For the 12, 24, and 36-month plans, the required payment uses standard loan amortization: M = P × r ÷ (1 − (1 + r)^−n) where P = balance, r = monthly rate, and n = target months. If APR is 0%, the payment is simply P ÷ n.
The Minimum Payment Trap
At 22% APR on a $5,000 balance with a 2% minimum payment rate, the initial minimum is $100. But because the minimum shrinks as the balance falls, the total payoff time is approximately 22 years and total interest paid is roughly $6,500 — more than the original balance.
In month one, roughly $92 of that $100 payment is interest. Only $8 reduces the balance. The balance barely moves, so next month's interest is nearly identical. A fixed payment of $150/month on the same balance at the same rate clears the debt in about 44 months and costs roughly $1,600 in interest — $4,900 less than minimum-only.
Fixed-Term Plans vs. Minimum Payments
The 12, 24, and 36-month strategies give you a specific end date and a known total cost. For a $5,000 balance at 22% APR: a 12-month payoff requires about $470/month ($640 total interest). A 24-month plan requires about $256/month ($1,144 total interest). A 36-month plan requires about $191/month ($1,870 total interest).
Note that the 36-month plan costs more interest than the 24-month plan — carrying the balance longer outweighs the lower payment. The 24-month plan is often the best balance of payment size and total interest for mid-range balances.
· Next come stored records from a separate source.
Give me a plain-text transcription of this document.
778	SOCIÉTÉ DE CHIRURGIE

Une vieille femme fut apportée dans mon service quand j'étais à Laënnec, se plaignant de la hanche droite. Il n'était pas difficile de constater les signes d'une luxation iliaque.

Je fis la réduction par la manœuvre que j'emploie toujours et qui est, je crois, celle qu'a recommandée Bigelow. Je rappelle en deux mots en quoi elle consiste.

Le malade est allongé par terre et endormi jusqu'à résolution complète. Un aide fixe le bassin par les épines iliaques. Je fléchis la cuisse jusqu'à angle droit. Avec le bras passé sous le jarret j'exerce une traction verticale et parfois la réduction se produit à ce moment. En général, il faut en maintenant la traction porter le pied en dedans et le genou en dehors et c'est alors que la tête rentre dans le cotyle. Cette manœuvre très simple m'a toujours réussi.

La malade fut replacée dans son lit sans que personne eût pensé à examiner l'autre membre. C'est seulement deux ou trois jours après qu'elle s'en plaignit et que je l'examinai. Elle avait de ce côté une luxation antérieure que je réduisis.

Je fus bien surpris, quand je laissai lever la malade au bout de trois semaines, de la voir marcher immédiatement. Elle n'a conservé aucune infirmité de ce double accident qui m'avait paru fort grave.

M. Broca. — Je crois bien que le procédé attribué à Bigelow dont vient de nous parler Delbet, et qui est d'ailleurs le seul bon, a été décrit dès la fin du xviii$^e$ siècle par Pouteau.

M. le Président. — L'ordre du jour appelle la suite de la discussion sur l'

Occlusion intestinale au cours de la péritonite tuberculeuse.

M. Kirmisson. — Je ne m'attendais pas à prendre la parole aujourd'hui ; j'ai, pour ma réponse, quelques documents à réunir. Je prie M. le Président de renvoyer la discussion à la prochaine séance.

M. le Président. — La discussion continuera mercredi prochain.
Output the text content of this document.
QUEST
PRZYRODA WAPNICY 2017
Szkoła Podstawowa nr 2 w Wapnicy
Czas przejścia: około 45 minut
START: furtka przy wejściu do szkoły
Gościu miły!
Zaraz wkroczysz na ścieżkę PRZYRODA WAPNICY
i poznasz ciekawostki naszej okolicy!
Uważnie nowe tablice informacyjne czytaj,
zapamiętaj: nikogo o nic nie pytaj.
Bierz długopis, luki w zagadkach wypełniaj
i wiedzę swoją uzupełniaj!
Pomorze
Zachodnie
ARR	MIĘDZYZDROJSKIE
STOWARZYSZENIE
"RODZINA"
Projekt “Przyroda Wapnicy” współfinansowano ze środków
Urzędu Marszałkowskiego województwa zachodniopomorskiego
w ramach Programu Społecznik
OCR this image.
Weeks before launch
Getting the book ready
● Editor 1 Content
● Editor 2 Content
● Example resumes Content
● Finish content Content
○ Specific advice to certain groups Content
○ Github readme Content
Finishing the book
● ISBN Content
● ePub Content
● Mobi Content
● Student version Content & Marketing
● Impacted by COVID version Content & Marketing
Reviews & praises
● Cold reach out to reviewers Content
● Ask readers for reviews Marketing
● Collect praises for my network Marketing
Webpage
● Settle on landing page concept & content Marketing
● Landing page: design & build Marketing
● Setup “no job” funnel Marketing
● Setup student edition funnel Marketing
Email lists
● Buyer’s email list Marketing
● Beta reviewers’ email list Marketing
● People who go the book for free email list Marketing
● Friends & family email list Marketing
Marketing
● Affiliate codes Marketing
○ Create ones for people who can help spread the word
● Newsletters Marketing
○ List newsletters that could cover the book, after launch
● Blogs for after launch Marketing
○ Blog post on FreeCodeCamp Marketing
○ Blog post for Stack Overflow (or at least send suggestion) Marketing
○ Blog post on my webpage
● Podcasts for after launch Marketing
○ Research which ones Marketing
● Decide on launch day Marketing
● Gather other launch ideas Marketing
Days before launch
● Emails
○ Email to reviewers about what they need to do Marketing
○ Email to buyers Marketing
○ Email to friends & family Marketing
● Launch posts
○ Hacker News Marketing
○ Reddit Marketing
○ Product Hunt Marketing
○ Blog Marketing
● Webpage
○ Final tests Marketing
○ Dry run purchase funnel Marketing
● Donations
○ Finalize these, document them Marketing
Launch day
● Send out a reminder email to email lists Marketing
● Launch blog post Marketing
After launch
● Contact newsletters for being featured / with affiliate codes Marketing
What This Calculator Does Not Cover
This tool calculates payoff for a single credit card with a fixed balance. It does not account for new purchases, promotional 0% APR periods, balance transfer fees, annual fees, or late fees. If you add new charges while paying down, the actual payoff date will be later than shown. For multiple cards, the avalanche or snowball method requires a separate multi-debt calculator.